Actually, we’re lucky this first very successful state-sponsored cyber-attack was against a corporation that merely makes movies, and not against one that produces, say, life-saving pharmaceuticals. That’s lucky because our government is obviously taking steps to make sure no such attack ever happens again. We’ll see, but it certainly seems unlikely that in the future, a drip-drip-drip of corporate emails will eventually culminate in a 9/11-invoking threat…we’ve now seen that movie. Nothing millennials hate more than more of the same.
There is symbolism in the fact that this international incident happened because of a comedy movie, the last genre where Hollywood tries to be original (because good original comedies make a lot of money), as well as the genre uniquely jeopardized by ubiquitous technology, at least according to Chris Rock, who feels he can’t hone a stand-up act anymore and is instead in theaters with a film that can only be helped by the missing Interview. What symbolism? Clooney’s interview makes clear that this incident strikes at the heart of free expression – what we can say and not say. Clooney’s interview does not make clear that, other than the military, free expression is the final redoubt of America’s international strength. Manufacturing jobs are vanishing faster than polar glaciers.

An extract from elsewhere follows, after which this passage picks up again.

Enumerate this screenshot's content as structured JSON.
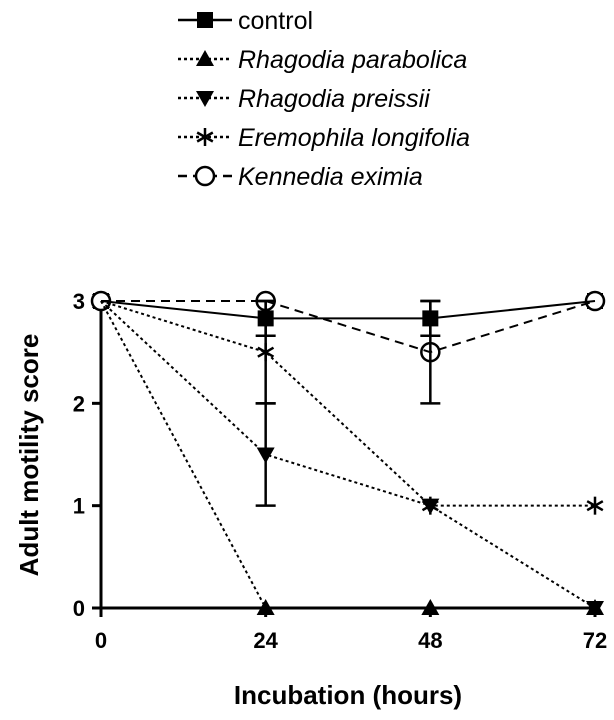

We barely make any money exporting food, cars, clothes, goods, or energy. However, as millennials know, Silicon Valley and Hollywood remain the envy of the world, and that would have been impossible without the ideas that became Google, Apple, Facebook, Disney, Warner Bros., Fox, and all the rest. In other words, we’re a caged tiger, and free expression is our little baby cub. North Korea’s actions won’t be abided. Something’s going to happen. But for the first time in quite some time, the standard millennial narratives can’t predict what that something is going to be. We should all be happy we’re about to learn something.